By inviting over our bad friends who break our toys. The Republican Party, the party that has cut regulations, made it easier to speculate and operate on imaginary earnings, the party that has allowed the wages of the majority of Americans to decline so that they can’t afford to buy things and allowed debt to climb, that has let the rich get richer and take their wealth overseas while the government has paid the price...that party which created such an obvious mess of the nation’s affairs that they were voted out of power in both the Legislative and Executive branches, they are continuing to peddle the same out wares they’ve been peddling for more than a decade. We gave them power and resources and they broke the economy, and now they are asking us to continue to play with our toys. It’s time that we ask them to go home.
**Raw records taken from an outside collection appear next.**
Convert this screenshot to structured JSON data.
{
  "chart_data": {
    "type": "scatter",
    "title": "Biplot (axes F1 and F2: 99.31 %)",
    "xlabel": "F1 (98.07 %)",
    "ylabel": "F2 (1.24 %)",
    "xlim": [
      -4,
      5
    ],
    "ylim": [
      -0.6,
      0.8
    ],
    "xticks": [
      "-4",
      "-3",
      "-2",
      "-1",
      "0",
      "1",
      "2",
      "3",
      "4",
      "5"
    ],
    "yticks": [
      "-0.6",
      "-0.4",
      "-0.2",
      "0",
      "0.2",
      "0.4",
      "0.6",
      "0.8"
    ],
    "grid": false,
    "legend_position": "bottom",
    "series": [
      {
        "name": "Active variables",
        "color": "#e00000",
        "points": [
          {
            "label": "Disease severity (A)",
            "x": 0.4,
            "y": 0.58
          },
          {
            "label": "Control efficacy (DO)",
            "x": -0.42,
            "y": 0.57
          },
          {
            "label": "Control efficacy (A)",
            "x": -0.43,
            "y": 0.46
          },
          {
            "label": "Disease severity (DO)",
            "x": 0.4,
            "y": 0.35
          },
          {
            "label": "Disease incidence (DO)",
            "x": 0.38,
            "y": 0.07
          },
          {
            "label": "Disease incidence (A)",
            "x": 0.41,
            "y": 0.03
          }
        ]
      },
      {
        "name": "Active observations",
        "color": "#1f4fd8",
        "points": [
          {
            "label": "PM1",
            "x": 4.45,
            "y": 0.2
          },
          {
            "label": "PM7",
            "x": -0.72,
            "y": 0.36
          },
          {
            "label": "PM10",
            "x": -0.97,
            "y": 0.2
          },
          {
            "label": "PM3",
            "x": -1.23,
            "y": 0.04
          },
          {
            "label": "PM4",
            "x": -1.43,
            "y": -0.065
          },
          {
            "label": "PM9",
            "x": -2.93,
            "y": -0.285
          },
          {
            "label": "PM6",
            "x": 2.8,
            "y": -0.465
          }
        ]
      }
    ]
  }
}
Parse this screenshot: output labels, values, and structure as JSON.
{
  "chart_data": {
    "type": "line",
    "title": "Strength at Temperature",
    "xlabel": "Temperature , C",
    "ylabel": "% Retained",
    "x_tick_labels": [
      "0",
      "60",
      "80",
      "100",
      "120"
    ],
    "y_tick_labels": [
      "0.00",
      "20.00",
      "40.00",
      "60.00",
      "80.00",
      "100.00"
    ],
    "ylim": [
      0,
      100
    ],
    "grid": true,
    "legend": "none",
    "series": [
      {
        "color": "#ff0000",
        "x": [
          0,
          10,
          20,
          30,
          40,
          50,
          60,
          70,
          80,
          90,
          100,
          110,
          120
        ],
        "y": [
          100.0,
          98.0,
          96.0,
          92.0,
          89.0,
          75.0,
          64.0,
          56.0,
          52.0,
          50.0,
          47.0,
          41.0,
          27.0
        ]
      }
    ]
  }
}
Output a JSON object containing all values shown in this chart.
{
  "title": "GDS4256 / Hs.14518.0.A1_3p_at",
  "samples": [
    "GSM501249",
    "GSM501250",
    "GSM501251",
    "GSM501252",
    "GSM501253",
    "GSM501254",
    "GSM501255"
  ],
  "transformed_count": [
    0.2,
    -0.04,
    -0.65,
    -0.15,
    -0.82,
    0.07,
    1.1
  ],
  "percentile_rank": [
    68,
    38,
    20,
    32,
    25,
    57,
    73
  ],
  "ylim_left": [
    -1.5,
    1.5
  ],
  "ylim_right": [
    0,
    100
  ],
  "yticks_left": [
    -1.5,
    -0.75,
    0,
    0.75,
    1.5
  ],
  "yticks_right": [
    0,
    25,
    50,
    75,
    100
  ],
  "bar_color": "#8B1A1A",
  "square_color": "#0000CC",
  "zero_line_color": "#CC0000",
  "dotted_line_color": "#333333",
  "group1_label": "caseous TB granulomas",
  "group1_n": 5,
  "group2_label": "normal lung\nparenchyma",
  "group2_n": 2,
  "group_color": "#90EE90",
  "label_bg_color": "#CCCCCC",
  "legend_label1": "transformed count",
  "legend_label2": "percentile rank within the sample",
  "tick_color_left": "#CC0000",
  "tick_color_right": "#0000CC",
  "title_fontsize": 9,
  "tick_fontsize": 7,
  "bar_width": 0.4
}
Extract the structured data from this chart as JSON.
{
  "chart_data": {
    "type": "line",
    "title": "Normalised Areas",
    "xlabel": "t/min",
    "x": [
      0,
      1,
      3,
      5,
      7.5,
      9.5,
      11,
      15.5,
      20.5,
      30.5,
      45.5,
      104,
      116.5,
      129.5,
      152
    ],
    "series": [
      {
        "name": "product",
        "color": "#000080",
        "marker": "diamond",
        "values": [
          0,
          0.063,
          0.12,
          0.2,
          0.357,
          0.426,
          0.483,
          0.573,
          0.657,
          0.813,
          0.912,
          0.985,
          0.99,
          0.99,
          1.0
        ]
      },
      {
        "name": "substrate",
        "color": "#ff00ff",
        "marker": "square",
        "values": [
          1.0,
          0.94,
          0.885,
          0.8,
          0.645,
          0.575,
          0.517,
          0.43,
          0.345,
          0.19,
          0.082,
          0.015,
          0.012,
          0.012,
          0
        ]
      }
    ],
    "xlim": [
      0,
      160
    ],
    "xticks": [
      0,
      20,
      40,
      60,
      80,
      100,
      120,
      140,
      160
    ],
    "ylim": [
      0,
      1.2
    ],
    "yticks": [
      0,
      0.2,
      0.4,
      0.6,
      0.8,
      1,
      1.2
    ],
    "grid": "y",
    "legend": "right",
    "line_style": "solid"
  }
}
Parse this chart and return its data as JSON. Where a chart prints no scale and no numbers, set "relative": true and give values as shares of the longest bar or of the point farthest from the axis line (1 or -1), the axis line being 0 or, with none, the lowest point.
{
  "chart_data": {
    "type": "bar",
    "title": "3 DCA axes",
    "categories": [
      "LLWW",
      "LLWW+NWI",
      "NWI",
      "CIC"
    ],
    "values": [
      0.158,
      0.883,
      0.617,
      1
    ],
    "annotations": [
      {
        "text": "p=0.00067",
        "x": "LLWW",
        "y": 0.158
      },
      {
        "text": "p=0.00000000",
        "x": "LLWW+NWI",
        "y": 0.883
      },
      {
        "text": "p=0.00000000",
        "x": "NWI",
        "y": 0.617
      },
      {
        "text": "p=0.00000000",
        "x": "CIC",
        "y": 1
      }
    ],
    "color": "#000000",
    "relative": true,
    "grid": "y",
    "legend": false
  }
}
Obstructionism is not an ideology, and we need to stop pretending that the Republican ideas are a valid counterpoint in any discussion. They have no ideas, except to do more of what got us into this trouble in hopes the it could mean one more day of bonuses or lower taxes, even if it only digs us deeper into a hole. This economy is bad for them too, and yet they are willing to take a little more money now even if it means that there will be far less money to be made in the future. The Democrats want to create jobs, now, by putting people to work on projects that need to be done and have needed to be done for a long time. The Republicans want to cut taxes, hoping that with the marginal money you save you’ll suddenly open a small business and buy a sports car. The Democrats want to improve our infrastructure to make us more efficient and make our daily lives easier and less expensive. The Republicans want to cut taxes, something that would give the Governement less money at a time when it has trillions of dollars of debt to pay off to foreign creditors and several wars to fight for billions of dollars a day. The Democrats want to improve educational opportunities and stimluate new industries to grow here in the United States, injecting our nation with new capital. The Republicans want to cut taxes, so that education, government grants, public works projects, and regulation will also have to be cut.
Why are we pretending that they can be part of the solution, that we should have to make compromises or listen to their tired ideas? On the news, they act like these two strategies are equal and simply different ways to solve a problem. That is false. One way may solve the problem, and even if it doesn’t will improve infrastructure and provide jobs for a while. The other way will put us further into debt without providing tangible relief to most people, and will only prolong this recession. I know it, the 60 percent of the American people who dissapprove of how the Republican party has handled this crisis know it, and it’s time that we acknowledge it. If the Republicans can’t stop making a mess, then we should stop inviting them to the party.